In 1987, he was overthrown by a coup led by Zine el-Abidine Ben Ali, who ruled Tunisia with an iron fist until he was overthrown in January 2011 by a popular uprising. We know that it was the Tunisian uprising that triggered the revolutionary shockwave known as the ‘Arab Spring’, inspiring other populations in the Arabic-speaking world.
Becoming a professor of child and adolescent psychiatry, then head of child psychiatry at Mongi Slim Hospital in La Marsa and president of the Tunisian Association of Child and Adolescent Psychiatry, Ahlem continued her union involvement and became secretary general of the General Union of University Hospital Doctors, affiliated to the Tunisian General Labour Union (UGTT).
As the revolutionary group she had joined entered a period of crisis, she distanced herself from organised political activism while maintaining her political convictions, in a way that resulted in the continuation of personal relations with the Fourth International. At the same time, Ahlem threw herself wholeheartedly into feminist activism, becoming president of the Tunisian Association of Democratic Women, first in 2004 and then again in 2011, the year of radicalisation of the Tunisian social movements. In this capacity, she played a leading role in the revolutionary upheaval in Tunisia and in the ensuing constitutional process, notably by fighting against moves to reintroduce clauses discriminating against women in the new Tunisian Constitution.

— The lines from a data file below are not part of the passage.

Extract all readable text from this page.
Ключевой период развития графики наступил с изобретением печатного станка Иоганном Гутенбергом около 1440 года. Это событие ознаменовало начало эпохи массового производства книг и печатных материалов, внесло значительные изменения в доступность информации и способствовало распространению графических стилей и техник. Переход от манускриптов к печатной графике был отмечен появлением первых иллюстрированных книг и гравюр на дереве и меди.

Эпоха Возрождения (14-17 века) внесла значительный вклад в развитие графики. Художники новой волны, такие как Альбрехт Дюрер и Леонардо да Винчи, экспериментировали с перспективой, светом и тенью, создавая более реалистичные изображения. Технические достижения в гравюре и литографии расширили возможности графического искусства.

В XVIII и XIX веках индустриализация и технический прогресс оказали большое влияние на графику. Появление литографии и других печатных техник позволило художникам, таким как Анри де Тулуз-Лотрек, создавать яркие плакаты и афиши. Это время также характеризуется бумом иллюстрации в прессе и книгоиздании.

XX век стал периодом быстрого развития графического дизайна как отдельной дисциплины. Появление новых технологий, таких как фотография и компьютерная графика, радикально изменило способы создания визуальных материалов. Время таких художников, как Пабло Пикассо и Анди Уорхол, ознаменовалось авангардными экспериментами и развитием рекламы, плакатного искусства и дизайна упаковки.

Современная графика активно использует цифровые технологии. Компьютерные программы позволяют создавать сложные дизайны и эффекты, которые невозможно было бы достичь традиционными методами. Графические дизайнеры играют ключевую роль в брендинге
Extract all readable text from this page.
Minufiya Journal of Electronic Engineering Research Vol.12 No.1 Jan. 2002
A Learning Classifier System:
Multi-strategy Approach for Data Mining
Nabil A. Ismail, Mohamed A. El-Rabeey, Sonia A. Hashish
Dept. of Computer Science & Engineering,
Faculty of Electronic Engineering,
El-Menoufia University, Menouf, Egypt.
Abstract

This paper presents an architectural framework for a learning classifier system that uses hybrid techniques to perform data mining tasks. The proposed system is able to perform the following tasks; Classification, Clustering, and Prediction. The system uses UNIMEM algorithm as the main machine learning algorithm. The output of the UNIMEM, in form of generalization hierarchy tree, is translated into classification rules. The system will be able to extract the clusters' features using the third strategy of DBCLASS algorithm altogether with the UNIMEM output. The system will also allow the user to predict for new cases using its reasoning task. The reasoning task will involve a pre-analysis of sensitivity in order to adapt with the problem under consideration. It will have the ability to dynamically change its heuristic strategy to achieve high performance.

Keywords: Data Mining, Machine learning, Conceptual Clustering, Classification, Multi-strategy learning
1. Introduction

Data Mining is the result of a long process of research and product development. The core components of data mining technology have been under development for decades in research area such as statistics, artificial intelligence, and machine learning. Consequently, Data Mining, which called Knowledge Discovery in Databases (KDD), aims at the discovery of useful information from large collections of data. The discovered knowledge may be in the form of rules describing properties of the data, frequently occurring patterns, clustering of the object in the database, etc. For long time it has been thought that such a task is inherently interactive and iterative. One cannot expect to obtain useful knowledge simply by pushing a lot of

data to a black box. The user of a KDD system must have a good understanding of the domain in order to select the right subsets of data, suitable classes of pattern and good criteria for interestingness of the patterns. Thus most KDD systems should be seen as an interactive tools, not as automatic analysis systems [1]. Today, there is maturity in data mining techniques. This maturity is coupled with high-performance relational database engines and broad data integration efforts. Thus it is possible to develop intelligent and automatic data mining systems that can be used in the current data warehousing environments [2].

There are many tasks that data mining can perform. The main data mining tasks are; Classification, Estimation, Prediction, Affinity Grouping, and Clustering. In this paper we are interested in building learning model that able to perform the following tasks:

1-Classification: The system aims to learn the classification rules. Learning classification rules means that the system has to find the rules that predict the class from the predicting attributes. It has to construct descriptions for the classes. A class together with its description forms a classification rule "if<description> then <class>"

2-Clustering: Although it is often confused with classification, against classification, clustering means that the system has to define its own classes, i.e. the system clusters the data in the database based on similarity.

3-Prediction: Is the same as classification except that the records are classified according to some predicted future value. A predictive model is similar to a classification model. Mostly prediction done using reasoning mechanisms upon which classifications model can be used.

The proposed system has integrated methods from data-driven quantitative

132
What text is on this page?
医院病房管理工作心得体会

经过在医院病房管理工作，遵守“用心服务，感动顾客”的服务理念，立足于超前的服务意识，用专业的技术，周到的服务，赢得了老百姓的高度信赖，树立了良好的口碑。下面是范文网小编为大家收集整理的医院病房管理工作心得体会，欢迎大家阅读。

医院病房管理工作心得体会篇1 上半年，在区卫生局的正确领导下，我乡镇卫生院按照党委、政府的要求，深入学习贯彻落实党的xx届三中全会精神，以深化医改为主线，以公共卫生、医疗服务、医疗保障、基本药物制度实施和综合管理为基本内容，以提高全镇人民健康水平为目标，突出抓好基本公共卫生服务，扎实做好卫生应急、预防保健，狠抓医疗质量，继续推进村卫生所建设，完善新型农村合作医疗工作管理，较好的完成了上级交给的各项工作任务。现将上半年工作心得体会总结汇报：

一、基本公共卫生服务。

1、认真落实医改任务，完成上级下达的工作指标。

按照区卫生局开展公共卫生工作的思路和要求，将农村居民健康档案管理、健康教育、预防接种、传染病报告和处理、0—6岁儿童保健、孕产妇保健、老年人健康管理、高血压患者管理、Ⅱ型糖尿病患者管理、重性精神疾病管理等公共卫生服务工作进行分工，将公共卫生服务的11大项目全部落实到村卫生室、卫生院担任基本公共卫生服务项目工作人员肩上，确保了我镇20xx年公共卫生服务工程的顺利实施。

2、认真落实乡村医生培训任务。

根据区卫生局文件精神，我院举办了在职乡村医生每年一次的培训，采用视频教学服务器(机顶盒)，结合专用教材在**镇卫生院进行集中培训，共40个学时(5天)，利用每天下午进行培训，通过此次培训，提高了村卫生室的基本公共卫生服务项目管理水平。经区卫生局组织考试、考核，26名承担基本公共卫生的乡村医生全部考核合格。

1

Ahlem thus became a leading figure in her country, as evidenced by the widespread reaction from political, trade union and association circles as well as the media, when she passed away. Her reputation as a leading figure in Tunisian feminism extended beyond the country’s borders: she received the Simone de Beauvoir Prize on behalf of the AFTD in 2012. In the same year, the US magazine Foreign Policy ranked her 18th on its annual list of the 100 most influential thinkers in the world. She was also the subject of several reports in the international press.
Her premature death came after many long years of battling illness. Anyone who knew Ahlem could only admire her exceptional courage in the face of the disease that was eating away at her, as well as the difficulties of her family life. The mother of two young children, she found herself having to look after them alone after her partner Jalel Ben Brik Zoghlami went into exile and then they separated amicably.
It obviously takes a unique strength of character to combine the maternal, professional, union and feminist responsibilities that Ahlem did for years. She was striking in her intelligence, her affability and her friendly warmth, as well as in her ability to laugh in the face of adversity. Her death is a huge loss for all the battles she fought, and a painful loss for all those who knew her well during these various battles.
March 2023
This article was mistakenly not posted at the time.